What does this monthly operating report cover?

This template covers the core monthly data needed for Surface Water Treatment Rule reporting: facility details, operating summary, daily filter performance, disinfection monitoring, corrective actions, attachments, and certification. It is designed to compile the records you already collect during the month into a submission-ready format. Use it as the final reporting layer, not as a substitute for your daily logbooks or instrument records.

Who should complete and certify this report?

It is typically completed by the plant operator, compliance staff, or water quality manager who has access to the daily operating records. The certification fields are meant for the person authorized to attest that the report is complete and accurate. If your utility uses a review chain, the preparer and certifier can be different people.

How often should this template be used?

Use it once per reporting month, after the daily filter and disinfection logs are closed and any exceptions have been investigated. The monthly cadence helps you catch missing entries, reconcile corrective actions, and submit a clean record to the primacy agency. If your state requires a different deadline or supplemental schedule, add that as a workflow step.

What records should feed into the daily filter and disinfection sections?

Populate those sections from operator rounds, SCADA exports, lab results, and instrument readings that document filter performance and disinfection conditions each day. Use the template to summarize the daily record, then attach the source documents when needed for audit trail support. Keep field values aligned with your actual monitoring method and reporting units.

Does this template help with regulatory compliance?

Yes, it is structured for SWTR compliance reporting and for maintaining a clear audit trail of operating data, exceptions, and corrective actions. It does not replace your utility’s regulatory review or state-specific instructions, but it helps standardize what gets reported and how it is documented. Always confirm local primacy agency requirements before submission.

What are the most common mistakes when using this form?

Common issues include leaving required fields blank, entering narrative text where a date or numeric field is needed, and failing to explain exceptions in enough detail.
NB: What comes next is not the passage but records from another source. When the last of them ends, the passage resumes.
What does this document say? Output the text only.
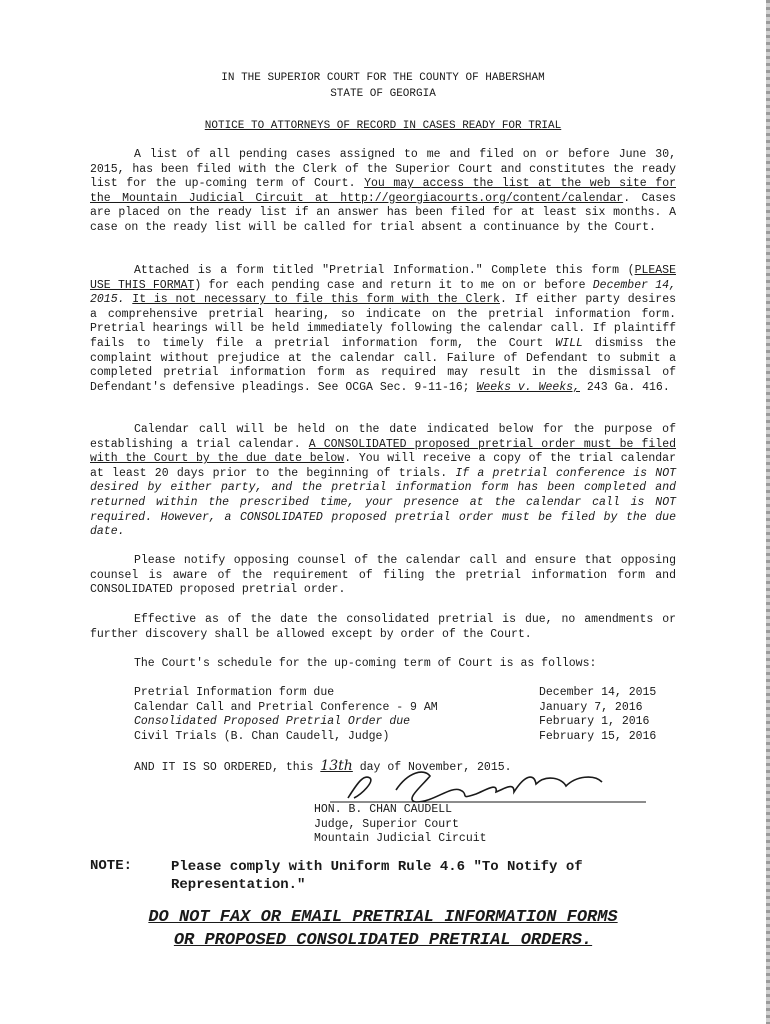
IN THE SUPERIOR COURT FOR THE COUNTY OF HABERSHAM
STATE OF GEORGIA
NOTICE TO ATTORNEYS OF RECORD IN CASES READY FOR TRIAL
A list of all pending cases assigned to me and filed on or before June 30, 2015, has been filed with the Clerk of the Superior Court and constitutes the ready list for the up-coming term of Court. You may access the list at the web site for the Mountain Judicial Circuit at http://georgiacourts.org/content/calendar. Cases are placed on the ready list if an answer has been filed for at least six months. A case on the ready list will be called for trial absent a continuance by the Court.
Attached is a form titled "Pretrial Information." Complete this form (PLEASE USE THIS FORMAT) for each pending case and return it to me on or before December 14, 2015. It is not necessary to file this form with the Clerk. If either party desires a comprehensive pretrial hearing, so indicate on the pretrial information form. Pretrial hearings will be held immediately following the calendar call. If plaintiff fails to timely file a pretrial information form, the Court WILL dismiss the complaint without prejudice at the calendar call. Failure of Defendant to submit a completed pretrial information form as required may result in the dismissal of Defendant's defensive pleadings. See OCGA Sec. 9-11-16; Weeks v. Weeks, 243 Ga. 416.
Calendar call will be held on the date indicated below for the purpose of establishing a trial calendar. A CONSOLIDATED proposed pretrial order must be filed with the Court by the due date below. You will receive a copy of the trial calendar at least 20 days prior to the beginning of trials. If a pretrial conference is NOT desired by either party, and the pretrial information form has been completed and returned within the prescribed time, your presence at the calendar call is NOT required. However, a CONSOLIDATED proposed pretrial order must be filed by the due date.
Please notify opposing counsel of the calendar call and ensure that opposing counsel is aware of the requirement of filing the pretrial information form and CONSOLIDATED proposed pretrial order.
Effective as of the date the consolidated pretrial is due, no amendments or further discovery shall be allowed except by order of the Court.
The Court's schedule for the up-coming term of Court is as follows:
Pretrial Information form due
Calendar Call and Pretrial Conference - 9 AM
Consolidated Proposed Pretrial Order due
Civil Trials (B. Chan Caudell, Judge)
December 14, 2015
January 7, 2016
February 1, 2016
February 15, 2016
AND IT IS SO ORDERED, this 13th day of November, 2015.
HON. B. CHAN CAUDELL
Judge, Superior Court
Mountain Judicial Circuit
NOTE:	Please comply with Uniform Rule 4.6 "To Notify of Representation."
DO NOT FAX OR EMAIL PRETRIAL INFORMATION FORMS
OR PROPOSED CONSOLIDATED PRETRIAL ORDERS.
Another frequent problem is listing a corrective action without linking it to the specific filter or disinfection event that triggered it. The template is most useful when every exception has a clear follow-up and supporting document.
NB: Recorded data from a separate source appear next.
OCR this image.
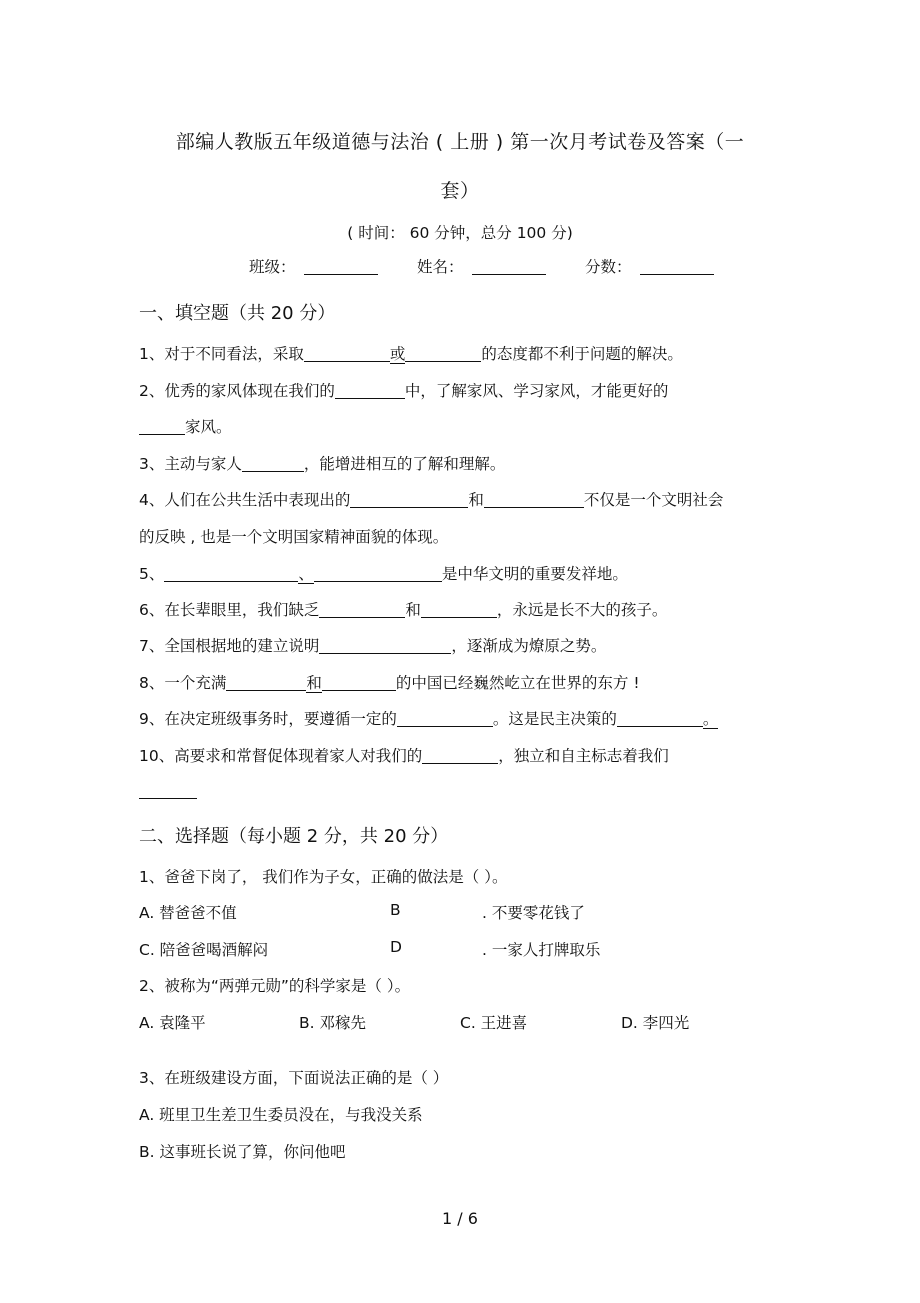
部编人教版五年级道德与法治 ( 上册 ) 第一次月考试卷及答案（一
套）
( 时间： 60 分钟，总分 100 分)
班级：	姓名：	分数：
一、填空题（共 20 分）
1、对于不同看法，采取	或	的态度都不利于问题的解决。
2、优秀的家风体现在我们的	中，了解家风、学习家风，才能更好的
家风。
3、主动与家人	，能增进相互的了解和理解。
4、人们在公共生活中表现出的	和	不仅是一个文明社会
的反映 , 也是一个文明国家精神面貌的体现。
5、	、	是中华文明的重要发祥地。
6、在长辈眼里，我们缺乏	和	，永远是长不大的孩子。
7、全国根据地的建立说明	，逐渐成为燎原之势。
8、一个充满	和	的中国已经巍然屹立在世界的东方 !
9、在决定班级事务时，要遵循一定的	。这是民主决策的	。
10、高要求和常督促体现着家人对我们的	，独立和自主标志着我们
二、选择题（每小题 2 分，共 20 分）
1、爸爸下岗了， 我们作为子女，正确的做法是（ ）。
A. 替爸爸不值	B	. 不要零花钱了
C. 陪爸爸喝酒解闷	D	. 一家人打牌取乐
2、被称为“两弹元勋”的科学家是（ ）。
A. 袁隆平	B. 邓稼先	C. 王进喜	D. 李四光
3、在班级建设方面，下面说法正确的是（ ）
A. 班里卫生差卫生委员没在，与我没关系
B. 这事班长说了算，你问他吧
1 / 6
Can this be customized for different plant setups or reporting systems?

Yes, you can tailor the daily log fields, exception prompts, and attachment list to match your plant’s treatment process and state reporting format. If your facility uses SCADA, lab software, or a document management system, add integration fields or links so the report pulls from the right source records. Keep the minimum-necessary principle in mind and avoid collecting data you will not use.

How does this compare with keeping SWTR data in ad hoc spreadsheets?

An ad hoc spreadsheet can store numbers, but it often misses validation, consistent field labels, and a reliable certification step. This template gives you a repeatable structure for monthly review, exception tracking, and submission, which makes it easier to spot gaps before filing. It also creates a clearer audit trail when regulators ask how the report was assembled.